Over 370 members and alternate members of the Communist Party of China, will attend the three-day meeting chaired by President Xi Jinping here to discuss a vast agenda, including broadening of economic reforms and firming up rule of law in the country.
China is governed by the seven-member Standing Committee of the CPC headed by Xi, who has emerged as the most powerful leader of the country heading the party since he took over power last year unlike his predecessor Hu Jintao who got to head the military only two years into power.
The main theme of the meeting is to deliberate on a draft decision of the CPC Central Committee on "major issues concerning comprehensively advancing rule of law," state-run Xinhua news agency reported.
The decision is widely expected to set the tone for the CPC to promote rule of law in China under new circumstances.
Analysts said that the changes would be aimed to broaden the independence of the judiciary specially dealing with individual cases instead of routinely backing the local government machinery.
A more independent judiciary was expected to address the growing resentment among public over lack of judicial redressal analysts appearing on the state CCTV said.
This is the first time a plenary session of the CPC Central Committee has taken rule of law as its central theme.

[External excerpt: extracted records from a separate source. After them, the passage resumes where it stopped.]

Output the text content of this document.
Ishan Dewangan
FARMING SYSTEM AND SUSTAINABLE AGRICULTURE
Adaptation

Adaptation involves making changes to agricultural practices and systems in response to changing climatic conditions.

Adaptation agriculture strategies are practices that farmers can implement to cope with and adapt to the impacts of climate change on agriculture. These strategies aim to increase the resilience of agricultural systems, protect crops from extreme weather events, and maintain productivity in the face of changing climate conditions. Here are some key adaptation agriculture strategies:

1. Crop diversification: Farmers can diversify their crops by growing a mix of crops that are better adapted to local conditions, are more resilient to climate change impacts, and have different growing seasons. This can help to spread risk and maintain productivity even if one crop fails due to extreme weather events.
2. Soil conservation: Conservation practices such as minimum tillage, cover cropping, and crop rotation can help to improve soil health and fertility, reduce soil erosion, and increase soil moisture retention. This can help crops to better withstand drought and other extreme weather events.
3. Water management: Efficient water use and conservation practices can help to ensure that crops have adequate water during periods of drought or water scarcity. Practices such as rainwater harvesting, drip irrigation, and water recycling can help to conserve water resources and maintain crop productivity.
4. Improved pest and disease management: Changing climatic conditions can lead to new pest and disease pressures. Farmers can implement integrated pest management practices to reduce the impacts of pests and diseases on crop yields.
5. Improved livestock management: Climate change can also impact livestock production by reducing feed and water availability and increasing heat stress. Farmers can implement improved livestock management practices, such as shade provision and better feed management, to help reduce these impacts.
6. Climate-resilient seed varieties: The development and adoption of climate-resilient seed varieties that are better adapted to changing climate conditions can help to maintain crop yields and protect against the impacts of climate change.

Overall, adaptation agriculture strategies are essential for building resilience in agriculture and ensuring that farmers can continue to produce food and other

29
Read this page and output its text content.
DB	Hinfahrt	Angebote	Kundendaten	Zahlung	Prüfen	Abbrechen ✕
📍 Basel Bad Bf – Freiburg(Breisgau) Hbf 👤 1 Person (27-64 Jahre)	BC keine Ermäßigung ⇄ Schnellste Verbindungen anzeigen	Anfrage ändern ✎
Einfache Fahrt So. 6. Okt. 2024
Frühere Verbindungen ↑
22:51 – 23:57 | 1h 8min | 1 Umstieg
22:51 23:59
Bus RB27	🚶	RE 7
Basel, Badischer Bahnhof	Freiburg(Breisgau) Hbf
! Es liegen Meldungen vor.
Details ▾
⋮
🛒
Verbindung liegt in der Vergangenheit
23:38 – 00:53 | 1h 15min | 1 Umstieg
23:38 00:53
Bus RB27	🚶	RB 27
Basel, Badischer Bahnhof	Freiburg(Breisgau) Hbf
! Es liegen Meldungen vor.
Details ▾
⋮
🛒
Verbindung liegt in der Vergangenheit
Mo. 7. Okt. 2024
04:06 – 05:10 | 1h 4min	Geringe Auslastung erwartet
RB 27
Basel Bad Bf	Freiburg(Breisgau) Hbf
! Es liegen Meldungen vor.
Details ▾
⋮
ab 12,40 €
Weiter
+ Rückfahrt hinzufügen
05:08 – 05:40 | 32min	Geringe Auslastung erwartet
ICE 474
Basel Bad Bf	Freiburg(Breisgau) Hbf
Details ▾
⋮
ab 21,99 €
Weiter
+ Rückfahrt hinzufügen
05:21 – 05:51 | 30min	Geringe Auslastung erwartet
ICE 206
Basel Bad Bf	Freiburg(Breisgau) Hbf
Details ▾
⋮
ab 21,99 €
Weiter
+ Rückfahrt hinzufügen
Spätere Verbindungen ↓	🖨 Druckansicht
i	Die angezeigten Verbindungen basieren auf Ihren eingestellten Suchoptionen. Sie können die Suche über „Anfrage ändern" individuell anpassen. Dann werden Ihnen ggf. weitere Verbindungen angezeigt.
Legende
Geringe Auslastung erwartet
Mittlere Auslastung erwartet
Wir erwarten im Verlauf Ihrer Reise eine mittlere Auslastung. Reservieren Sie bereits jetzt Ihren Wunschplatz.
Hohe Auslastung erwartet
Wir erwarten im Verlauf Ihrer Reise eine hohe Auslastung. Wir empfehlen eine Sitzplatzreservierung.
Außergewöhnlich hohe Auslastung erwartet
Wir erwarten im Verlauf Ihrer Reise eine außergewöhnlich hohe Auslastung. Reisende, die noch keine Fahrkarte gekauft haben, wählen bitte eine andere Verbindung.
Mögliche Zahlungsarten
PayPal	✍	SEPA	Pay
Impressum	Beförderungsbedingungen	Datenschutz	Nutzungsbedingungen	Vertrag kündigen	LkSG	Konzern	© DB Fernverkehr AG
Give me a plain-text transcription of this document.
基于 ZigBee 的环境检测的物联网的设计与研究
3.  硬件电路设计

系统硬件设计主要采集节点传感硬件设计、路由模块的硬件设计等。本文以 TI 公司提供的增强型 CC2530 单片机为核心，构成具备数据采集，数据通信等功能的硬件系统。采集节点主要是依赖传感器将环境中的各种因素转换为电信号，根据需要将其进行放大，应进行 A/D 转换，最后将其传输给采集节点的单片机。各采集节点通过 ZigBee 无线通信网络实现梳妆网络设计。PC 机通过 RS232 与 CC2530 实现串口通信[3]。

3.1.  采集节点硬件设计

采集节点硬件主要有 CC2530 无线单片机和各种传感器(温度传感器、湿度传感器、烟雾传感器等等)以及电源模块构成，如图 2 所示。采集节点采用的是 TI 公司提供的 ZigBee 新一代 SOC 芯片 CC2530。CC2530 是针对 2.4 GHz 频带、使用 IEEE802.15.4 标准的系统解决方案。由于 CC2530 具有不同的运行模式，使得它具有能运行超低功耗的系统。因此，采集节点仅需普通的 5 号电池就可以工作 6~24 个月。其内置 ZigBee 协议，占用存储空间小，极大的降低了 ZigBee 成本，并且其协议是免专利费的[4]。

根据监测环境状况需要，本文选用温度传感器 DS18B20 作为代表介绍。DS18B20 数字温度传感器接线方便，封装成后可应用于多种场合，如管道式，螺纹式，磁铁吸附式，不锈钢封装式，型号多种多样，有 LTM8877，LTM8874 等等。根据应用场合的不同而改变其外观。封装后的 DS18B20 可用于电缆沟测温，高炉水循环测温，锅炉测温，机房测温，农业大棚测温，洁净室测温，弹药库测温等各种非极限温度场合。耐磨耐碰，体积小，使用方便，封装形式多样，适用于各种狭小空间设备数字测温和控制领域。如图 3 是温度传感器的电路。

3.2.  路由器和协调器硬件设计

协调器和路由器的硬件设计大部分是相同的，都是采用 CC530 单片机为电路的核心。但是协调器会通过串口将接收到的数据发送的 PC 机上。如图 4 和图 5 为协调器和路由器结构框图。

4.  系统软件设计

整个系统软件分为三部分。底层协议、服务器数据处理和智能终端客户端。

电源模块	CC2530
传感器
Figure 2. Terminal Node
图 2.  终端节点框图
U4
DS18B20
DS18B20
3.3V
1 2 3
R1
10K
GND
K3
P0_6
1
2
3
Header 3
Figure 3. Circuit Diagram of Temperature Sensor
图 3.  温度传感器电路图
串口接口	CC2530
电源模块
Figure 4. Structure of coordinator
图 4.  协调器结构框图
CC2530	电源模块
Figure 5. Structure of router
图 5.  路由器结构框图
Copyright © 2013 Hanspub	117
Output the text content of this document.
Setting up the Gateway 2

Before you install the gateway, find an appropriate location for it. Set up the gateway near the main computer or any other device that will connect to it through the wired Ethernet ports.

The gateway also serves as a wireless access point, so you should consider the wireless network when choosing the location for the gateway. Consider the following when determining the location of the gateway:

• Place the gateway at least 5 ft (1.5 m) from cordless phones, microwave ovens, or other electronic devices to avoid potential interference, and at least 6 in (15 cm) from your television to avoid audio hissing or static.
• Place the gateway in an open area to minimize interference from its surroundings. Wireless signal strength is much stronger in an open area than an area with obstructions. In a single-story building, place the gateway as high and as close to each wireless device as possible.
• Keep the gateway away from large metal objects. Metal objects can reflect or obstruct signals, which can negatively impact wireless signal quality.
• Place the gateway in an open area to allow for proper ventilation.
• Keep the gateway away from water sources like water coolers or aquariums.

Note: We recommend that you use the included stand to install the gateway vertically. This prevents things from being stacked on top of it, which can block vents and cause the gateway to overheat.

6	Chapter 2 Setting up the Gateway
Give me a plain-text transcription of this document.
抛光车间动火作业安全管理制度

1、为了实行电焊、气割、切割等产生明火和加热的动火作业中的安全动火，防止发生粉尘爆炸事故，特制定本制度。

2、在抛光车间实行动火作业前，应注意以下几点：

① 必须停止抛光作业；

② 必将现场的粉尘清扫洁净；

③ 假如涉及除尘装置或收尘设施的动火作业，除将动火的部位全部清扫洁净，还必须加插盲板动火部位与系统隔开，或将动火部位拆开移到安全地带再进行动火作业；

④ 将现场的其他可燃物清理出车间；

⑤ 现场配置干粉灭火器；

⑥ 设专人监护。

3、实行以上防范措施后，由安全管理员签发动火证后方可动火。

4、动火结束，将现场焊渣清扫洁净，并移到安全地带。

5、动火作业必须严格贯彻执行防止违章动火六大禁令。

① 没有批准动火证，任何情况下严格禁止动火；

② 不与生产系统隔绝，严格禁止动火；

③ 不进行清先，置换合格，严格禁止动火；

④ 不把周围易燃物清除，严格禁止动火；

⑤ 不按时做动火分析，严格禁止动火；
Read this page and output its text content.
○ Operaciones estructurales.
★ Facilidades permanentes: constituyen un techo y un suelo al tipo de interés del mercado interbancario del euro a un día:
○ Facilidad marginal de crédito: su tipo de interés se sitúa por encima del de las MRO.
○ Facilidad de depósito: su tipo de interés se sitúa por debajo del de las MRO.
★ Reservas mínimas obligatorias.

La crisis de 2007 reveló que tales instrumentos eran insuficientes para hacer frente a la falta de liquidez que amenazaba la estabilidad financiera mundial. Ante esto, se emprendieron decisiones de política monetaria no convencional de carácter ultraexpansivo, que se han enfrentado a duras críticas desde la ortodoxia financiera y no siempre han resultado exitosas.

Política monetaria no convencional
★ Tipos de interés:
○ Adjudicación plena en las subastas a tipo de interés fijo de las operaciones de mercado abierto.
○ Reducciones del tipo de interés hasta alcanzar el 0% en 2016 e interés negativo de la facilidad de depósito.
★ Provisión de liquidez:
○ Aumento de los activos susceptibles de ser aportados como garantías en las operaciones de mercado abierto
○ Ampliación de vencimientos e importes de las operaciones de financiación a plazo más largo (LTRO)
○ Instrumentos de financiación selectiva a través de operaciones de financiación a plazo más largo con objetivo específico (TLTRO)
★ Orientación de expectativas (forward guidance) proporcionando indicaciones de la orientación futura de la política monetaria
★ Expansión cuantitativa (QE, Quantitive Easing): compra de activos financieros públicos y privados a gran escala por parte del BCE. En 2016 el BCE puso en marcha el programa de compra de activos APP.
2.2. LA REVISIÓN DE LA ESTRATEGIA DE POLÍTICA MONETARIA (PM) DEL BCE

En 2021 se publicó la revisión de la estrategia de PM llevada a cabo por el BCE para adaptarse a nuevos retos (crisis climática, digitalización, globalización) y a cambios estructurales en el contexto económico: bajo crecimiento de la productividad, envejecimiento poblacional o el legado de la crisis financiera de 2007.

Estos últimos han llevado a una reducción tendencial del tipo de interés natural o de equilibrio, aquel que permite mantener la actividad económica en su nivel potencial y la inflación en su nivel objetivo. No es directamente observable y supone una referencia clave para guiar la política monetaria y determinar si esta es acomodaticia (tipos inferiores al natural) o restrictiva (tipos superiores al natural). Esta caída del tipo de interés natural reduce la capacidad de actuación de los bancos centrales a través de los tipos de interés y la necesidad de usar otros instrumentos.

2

Also the unrelenting pro-democracy protests and slowdown of the Chinese economy which was expected to miss the official 7.5 percent target were expected to be discussed.
Reports in the Hong Kong media said that the meeting of the elite members was expected to discuss the ongoing corruption cases against some of the top retired leaders.
Over 70,000 officials have been prosecuted since last year including Zhou Yangkong, member of the powerful Standing Committee under Hu.
The country's reform has entered a critical stage and a deep water zone, officials said warning of "a complicated and changing international situation."
The gravity of the CPC's undertakings in safeguarding China's reform, development and stability is thus unprecedented, and so is the multiplicity of the contradictions, risks and challenges it faces, officials said.
"Rule of law will henceforth play an ever more prominent and important role in the overall work of the Party and the government," they said.